1. Access to federal courts

Under the DTSA, businesses will be able to bring their claims in federal court. Until now, trade secrets—unlike the other main forms of intellectual property, i.e., patents, copyrights, and trademarks—have primarily been the province of state law. Unless another basis for federal court jurisdiction could be found, litigants had to bring claims of trade secret misappropriation in state court. But state courts are not well-equipped to address theft across state and national borders—an increasingly common phenomenon. Some also believe that a federal statute will provide greater uniformity and that federal courts are better able to address the complex issues that arise in trade secret cases. 

2. Seizure of property

The most hotly debated feature of the DTSA is its civil seizure provision. The DTSA will allow a party to make an “ex parte” application—that is, to seek court relief without prior notice to the defendant—to have law enforcement seize property to prevent propagation of the trade secrets at issue.

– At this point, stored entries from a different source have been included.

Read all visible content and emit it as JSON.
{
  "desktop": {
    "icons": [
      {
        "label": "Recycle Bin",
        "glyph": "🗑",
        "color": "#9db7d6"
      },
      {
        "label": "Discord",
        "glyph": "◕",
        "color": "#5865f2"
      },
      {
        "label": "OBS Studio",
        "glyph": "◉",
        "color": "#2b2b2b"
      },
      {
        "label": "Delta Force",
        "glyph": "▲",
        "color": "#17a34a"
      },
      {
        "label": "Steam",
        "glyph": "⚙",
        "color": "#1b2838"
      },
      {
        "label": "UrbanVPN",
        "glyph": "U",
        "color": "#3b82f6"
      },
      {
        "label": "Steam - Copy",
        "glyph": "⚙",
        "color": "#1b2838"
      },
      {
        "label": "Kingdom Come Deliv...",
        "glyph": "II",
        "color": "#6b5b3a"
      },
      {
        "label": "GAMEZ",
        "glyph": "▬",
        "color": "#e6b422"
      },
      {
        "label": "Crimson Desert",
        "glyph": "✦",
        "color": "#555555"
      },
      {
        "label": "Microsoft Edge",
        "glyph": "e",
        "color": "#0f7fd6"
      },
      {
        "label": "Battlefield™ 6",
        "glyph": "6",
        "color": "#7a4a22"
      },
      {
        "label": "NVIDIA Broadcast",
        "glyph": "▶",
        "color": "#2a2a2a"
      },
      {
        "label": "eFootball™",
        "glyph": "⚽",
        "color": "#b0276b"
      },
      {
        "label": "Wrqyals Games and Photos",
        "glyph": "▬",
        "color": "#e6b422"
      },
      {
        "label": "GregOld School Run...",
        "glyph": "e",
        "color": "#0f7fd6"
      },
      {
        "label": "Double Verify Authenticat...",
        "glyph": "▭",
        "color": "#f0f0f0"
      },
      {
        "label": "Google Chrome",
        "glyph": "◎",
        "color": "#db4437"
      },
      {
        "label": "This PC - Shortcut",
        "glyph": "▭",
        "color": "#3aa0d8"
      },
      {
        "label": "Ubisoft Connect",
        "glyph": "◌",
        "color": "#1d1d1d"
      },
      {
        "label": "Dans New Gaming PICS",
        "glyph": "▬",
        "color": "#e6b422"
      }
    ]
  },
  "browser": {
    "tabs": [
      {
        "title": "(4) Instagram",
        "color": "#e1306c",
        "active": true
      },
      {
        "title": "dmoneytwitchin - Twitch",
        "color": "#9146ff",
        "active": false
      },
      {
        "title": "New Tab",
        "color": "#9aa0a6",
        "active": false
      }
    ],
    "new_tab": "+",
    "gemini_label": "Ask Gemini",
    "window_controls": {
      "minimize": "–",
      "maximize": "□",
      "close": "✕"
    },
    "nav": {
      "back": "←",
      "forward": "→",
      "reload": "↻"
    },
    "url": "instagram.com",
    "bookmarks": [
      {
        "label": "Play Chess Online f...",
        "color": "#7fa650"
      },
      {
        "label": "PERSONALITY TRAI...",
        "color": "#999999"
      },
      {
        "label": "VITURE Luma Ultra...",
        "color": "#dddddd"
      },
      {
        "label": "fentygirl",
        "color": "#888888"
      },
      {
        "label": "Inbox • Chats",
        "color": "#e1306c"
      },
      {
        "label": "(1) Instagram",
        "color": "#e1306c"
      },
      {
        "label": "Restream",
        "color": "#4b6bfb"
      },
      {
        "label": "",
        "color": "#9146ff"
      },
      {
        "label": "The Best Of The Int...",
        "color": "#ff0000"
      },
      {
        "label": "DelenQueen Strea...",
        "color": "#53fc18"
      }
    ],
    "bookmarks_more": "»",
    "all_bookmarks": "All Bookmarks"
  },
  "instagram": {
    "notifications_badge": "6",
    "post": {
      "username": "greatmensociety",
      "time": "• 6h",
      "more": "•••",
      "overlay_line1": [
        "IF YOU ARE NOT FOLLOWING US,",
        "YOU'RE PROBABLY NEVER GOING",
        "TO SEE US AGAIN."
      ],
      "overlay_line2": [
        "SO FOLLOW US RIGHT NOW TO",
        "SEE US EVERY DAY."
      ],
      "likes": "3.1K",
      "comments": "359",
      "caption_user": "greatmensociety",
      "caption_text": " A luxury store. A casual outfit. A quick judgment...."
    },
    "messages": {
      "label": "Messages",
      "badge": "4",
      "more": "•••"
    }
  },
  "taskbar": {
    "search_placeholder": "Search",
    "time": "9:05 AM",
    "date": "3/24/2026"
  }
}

For example, if a business discovers that an employee misappropriated a computer or storage device containing trade secret information, the DTSA will authorize a federal court to swiftly take the device into custody. Pending a hearing on whether to maintain the seizure order, the court shall prohibit the device from being connected to a network or the internet without the parties’ consent. The civil seizure provision is a powerful and largely unprecedented tool for trade secret plaintiffs.

3. Injunction and damages

The DTSA will expand the relief available to trade secret owners under state law. In trade secret cases, plaintiffs frequently seek an injunction preventing disclosure or use of the information at issue. Under the Uniform Trade Secrets Act (UTSA), which has been enacted in some form in nearly all states, an injunction must terminate when the trade secret ceases to exist or after an additional reasonable period to eliminate commercial advantage resulting from the misappropriation. Interestingly, the DTSA does not address when an injunction must end, which may give courts more flexibility. The DTSA also authorizes damages for monetary loss or unjust enrichment, or a reasonable royalty. Finally, whereas the UTSA provides for double damages for willful and malicious misappropriation, the DTSA will allow courts to award triple damages.